Auf der anderen Straßenseite befand sich ein fünfstöckiger Klotz, der aussah, als wäre er vom Stadium des Rohbaus übergangslos in jenes der Ruine übergegangen. Ein Bau ohne Fenster und Fassade. Die Betonelemente waren deutlich zu sehen, an einigen Stellen sogar die längst rissig gewordenen Stahlträger im Inneren. Wie die Gräten eines toten Fischs, um dessen Stücke sich längst die Katzen stritten. Irgendein Spekulationsobjekt früherer Tage, dessen Erbauer vermutlich längst im Konkurs waren.

"Der schweigt eisern", sagte Lew von der Seite her und bezog sich damit auf das Gespräch mit Rooney.

"Der Kerl hat Angst", gab ich zu bedenken. "Und er bekommt Geld..."

"Wird wohl nicht so einfach sein, diesen Donato aufzutreiben. Ganz gleich, ob er nun mit diesem Killer-Joe identisch ist, oder nicht."

"Leider wahr."

"Glaubst du, es bringt was, diesen Rooney zu beschatten, Murray?"

"Versuchen kann man's ja. Fragt sich allerdings, ob das Risiko für unseren Agenten noch im Verhältnis zu den Erfolgsaussichten steht..."

Natürlich stand fest, dass weder Lew noch ich uns hier auf die Lauer legen konnten. Denn es war ziemlich sicher, dass wir von unseren Gegnern beobachtet worden waren.

Wenn die KILLER ANGELS ihr Viertel wirklich so im Griff hatten, wie man sagte, dann konnte es gar nicht anders sein. Die ANGELS mussten um ihr Überleben willen auf der Hut sein. Denn ihre Konkurrenz würde es sich nicht ewig gefallen lassen, dass die ANGELS sie wie aufgeschreckte Hühner vor sich hertrieb und Straßenzug für Straßenzug zurückdrängte. Die Gegenreaktion würde kommen.

Früher oder später.

Und dann war hier Krieg.

Wir gingen in Richtung unseres Wagens. Irgend so ein Eckensteher mit einer viel zu großen Wollmütze verschwand in einer Türnische, als er uns sah.

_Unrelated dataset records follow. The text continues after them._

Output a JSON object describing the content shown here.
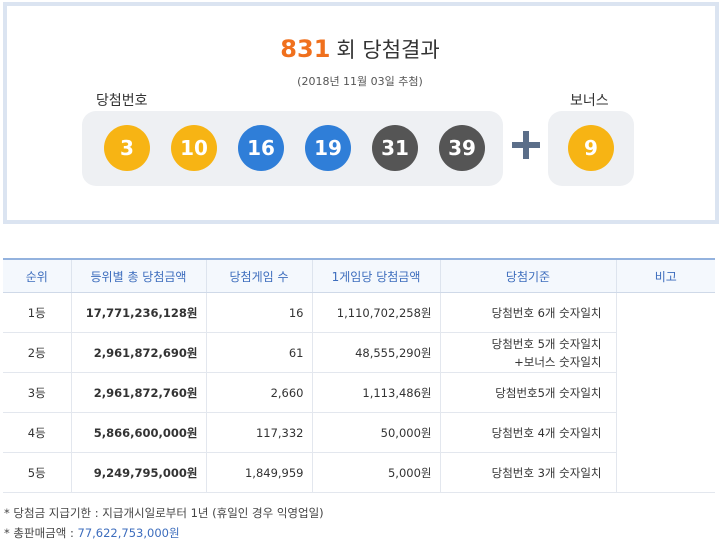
{
  "draw": {
    "round": "831",
    "title_suffix": "회 당첨결과",
    "date": "(2018년 11월 03일 추첨)",
    "winning_label": "당첨번호",
    "bonus_label": "보너스",
    "numbers": [
      "3",
      "10",
      "16",
      "19",
      "31",
      "39"
    ],
    "number_colors": [
      "#f7b414",
      "#f7b414",
      "#2f7ed8",
      "#2f7ed8",
      "#555555",
      "#555555"
    ],
    "bonus": "9",
    "bonus_color": "#f7b414"
  },
  "table": {
    "headers": [
      "순위",
      "등위별 총 당첨금액",
      "당첨게임 수",
      "1게임당 당첨금액",
      "당첨기준",
      "비고"
    ],
    "rows": [
      {
        "rank": "1등",
        "total": "17,771,236,128원",
        "games": "16",
        "per_game": "1,110,702,258원",
        "criteria": "당첨번호 6개 숫자일치",
        "criteria2": ""
      },
      {
        "rank": "2등",
        "total": "2,961,872,690원",
        "games": "61",
        "per_game": "48,555,290원",
        "criteria": "당첨번호 5개 숫자일치",
        "criteria2": "+보너스 숫자일치"
      },
      {
        "rank": "3등",
        "total": "2,961,872,760원",
        "games": "2,660",
        "per_game": "1,113,486원",
        "criteria": "당첨번호5개 숫자일치",
        "criteria2": ""
      },
      {
        "rank": "4등",
        "total": "5,866,600,000원",
        "games": "117,332",
        "per_game": "50,000원",
        "criteria": "당첨번호 4개 숫자일치",
        "criteria2": ""
      },
      {
        "rank": "5등",
        "total": "9,249,795,000원",
        "games": "1,849,959",
        "per_game": "5,000원",
        "criteria": "당첨번호 3개 숫자일치",
        "criteria2": ""
      }
    ]
  },
  "notes": {
    "payout_deadline": "* 당첨금 지급기한 : 지급개시일로부터 1년 (휴일인 경우 익영업일)",
    "total_sales_label": "* 총판매금액 : ",
    "total_sales_value": "77,622,753,000원"
  }
}
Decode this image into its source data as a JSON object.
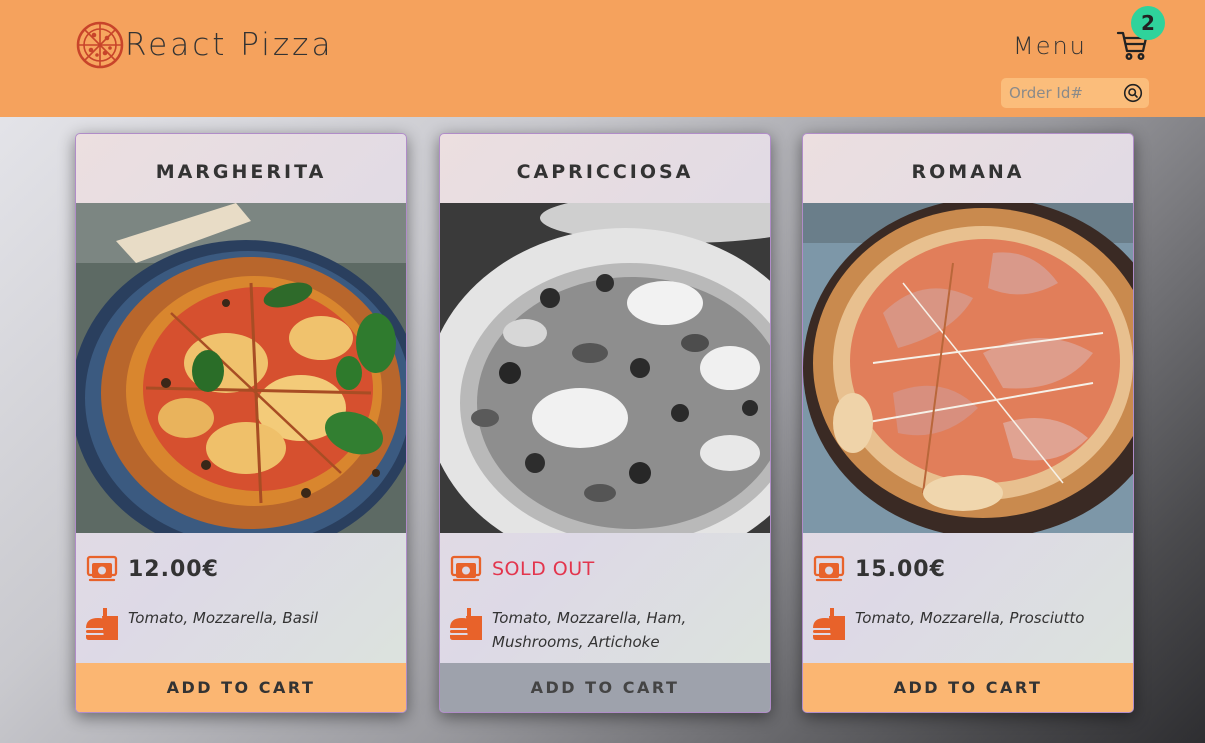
{
  "header": {
    "logo_icon": "pizza-icon",
    "app_name": "React Pizza",
    "menu_label": "Menu",
    "cart_icon": "cart-icon",
    "cart_count": "2",
    "search": {
      "placeholder": "Order Id#",
      "value": "",
      "icon": "search-icon"
    }
  },
  "colors": {
    "header_bg": "#f5a25d",
    "badge_bg": "#2fd39b",
    "button_bg": "#fbb672",
    "button_disabled_bg": "#9ea2ac",
    "sold_out": "#e3354d",
    "icon_accent": "#e8622a"
  },
  "pizzas": [
    {
      "name": "MARGHERITA",
      "price": "12.00€",
      "sold_out": false,
      "ingredients": "Tomato, Mozzarella, Basil",
      "button_label": "ADD TO CART"
    },
    {
      "name": "CAPRICCIOSA",
      "price": "SOLD OUT",
      "sold_out": true,
      "ingredients": "Tomato, Mozzarella, Ham, Mushrooms, Artichoke",
      "button_label": "ADD TO CART"
    },
    {
      "name": "ROMANA",
      "price": "15.00€",
      "sold_out": false,
      "ingredients": "Tomato, Mozzarella, Prosciutto",
      "button_label": "ADD TO CART"
    }
  ]
}
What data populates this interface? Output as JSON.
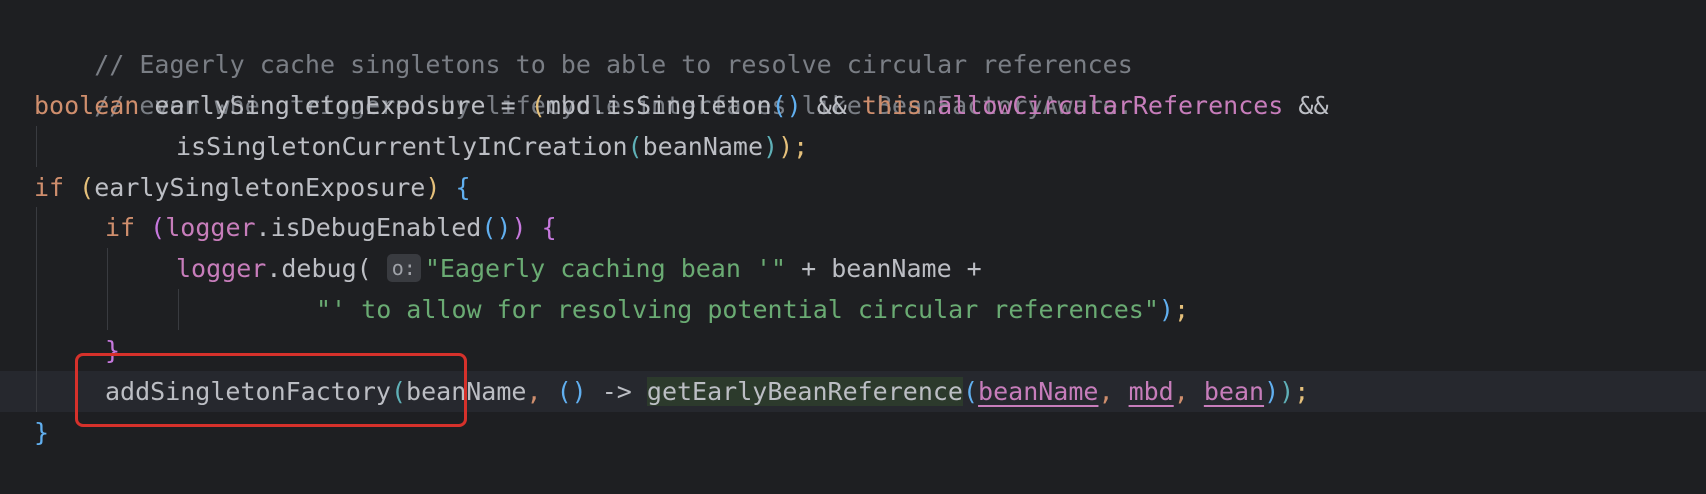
{
  "editor": {
    "lines": [
      {
        "comment": "// Eagerly cache singletons to be able to resolve circular references"
      },
      {
        "comment": "// even when triggered by lifecycle interfaces like BeanFactoryAware."
      },
      {
        "kw_boolean": "boolean",
        "var": "earlySingletonExposure",
        "eq": " = ",
        "paren_open": "(",
        "mbd_call": "mbd.isSingleton",
        "call_parens": "()",
        "and1": " && ",
        "kw_this": "this",
        "dot": ".",
        "field": "allowCircularReferences",
        "and2": " &&"
      },
      {
        "method": "isSingletonCurrentlyInCreation",
        "paren_open": "(",
        "arg": "beanName",
        "paren_close": ")",
        "close": ");"
      },
      {
        "kw_if": "if",
        "space": " ",
        "paren_open": "(",
        "cond": "earlySingletonExposure",
        "paren_close": ")",
        "brace": "{"
      },
      {
        "kw_if": "if",
        "paren_open": "(",
        "logger": "logger",
        "call": ".isDebugEnabled",
        "call_parens": "()",
        "paren_close": ")",
        "brace": "{"
      },
      {
        "logger": "logger",
        "call": ".debug(",
        "hint": "o:",
        "str": "\"Eagerly caching bean '\"",
        "rest": " + beanName +"
      },
      {
        "str": "\"' to allow for resolving potential circular references\"",
        "close_paren": ")",
        "semi": ";"
      },
      {
        "brace": "}"
      },
      {
        "method": "addSingletonFactory",
        "paren_open": "(",
        "arg1": "beanName",
        "comma1": ", ",
        "lambda": "()",
        "arrow": " -> ",
        "ref_method": "getEarlyBeanReference",
        "inner_open": "(",
        "a1": "beanName",
        "c1": ", ",
        "a2": "mbd",
        "c2": ", ",
        "a3": "bean",
        "inner_close": ")",
        "outer_close": ")",
        "semi": ";"
      },
      {
        "brace": "}"
      }
    ],
    "highlight_color": "#d6312b"
  }
}
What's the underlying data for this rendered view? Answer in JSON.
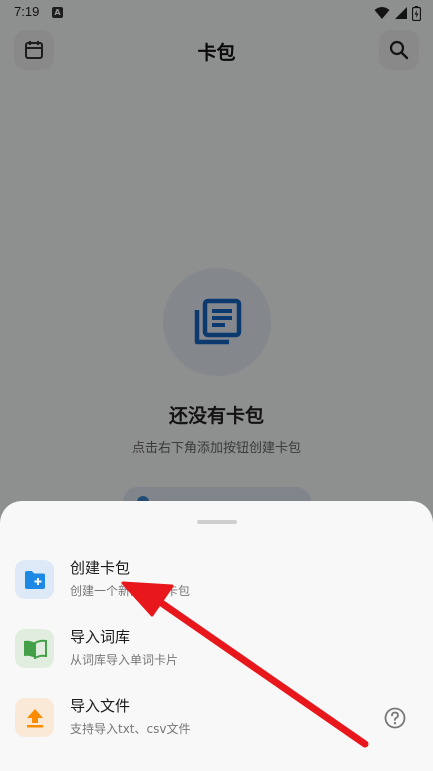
{
  "status_bar": {
    "time": "7:19",
    "app_icon_letter": "A"
  },
  "header": {
    "title": "卡包",
    "left_icon": "calendar-icon",
    "right_icon": "search-icon"
  },
  "empty_state": {
    "icon": "stacked-cards-icon",
    "title": "还没有卡包",
    "subtitle": "点击右下角添加按钮创建卡包"
  },
  "sheet": {
    "options": [
      {
        "title": "创建卡包",
        "subtitle": "创建一个新的学习卡包",
        "icon": "folder-add-icon",
        "color": "#1e88e5"
      },
      {
        "title": "导入词库",
        "subtitle": "从词库导入单词卡片",
        "icon": "book-icon",
        "color": "#43a047"
      },
      {
        "title": "导入文件",
        "subtitle": "支持导入txt、csv文件",
        "icon": "upload-icon",
        "color": "#fb8c00"
      }
    ],
    "help_icon": "help-circle-icon"
  },
  "annotation": {
    "color": "#e8171b"
  }
}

"Heh, da ist einer an unserem Wagen", hörte ich Lew neben mir.

Jetzt sah ich es auch.

Hinter dem vorderen rechten Kotflügel tauchte ein schwarzer Lockenschopf kurz auf, dann duckte der Kerl sich wieder. Er hatte begriffen, dass wir ihn gesehen hatten. Lew hatte die P 226 schon aus dem Holster gezogen. Ich schlug ebenfalls Mantel und Jacke zur Seite, um zur Waffe zu greifen.

Wir schwärmten auseinander.

Lew lief in geduckter Haltung zur Straße und verschanzte sich hinter einem parkenden Buick, der mehr aus Rost als etwas anderem zu bestehen schien. Ich arbeitete mich derweil weiter den Bürgersteig entlang voran.

Der Lockenkopf tauchte wieder hervor, diesmal hinter der Motorhaube.

"Stehenbleiben! FBI!", rief ich.

Zwei dunkle Augen sahen mich an. Es war ein junges Gesicht. Der Junge war höchstens sechszehn oder siebzehn. Ich sah die Unentschlossenheit in seinen Zügen. Er war wohl noch nicht ganz so abgekocht, wie seine älteren Komplizen, mit denen er vermutlich in diesen Straßen unterwegs war.

Einen Augenblick lang zögerte er, dann rannte er davon. Er lief einfach drauflos, quer über die Straße. Ich fluchte ärgerlich vor mich hin.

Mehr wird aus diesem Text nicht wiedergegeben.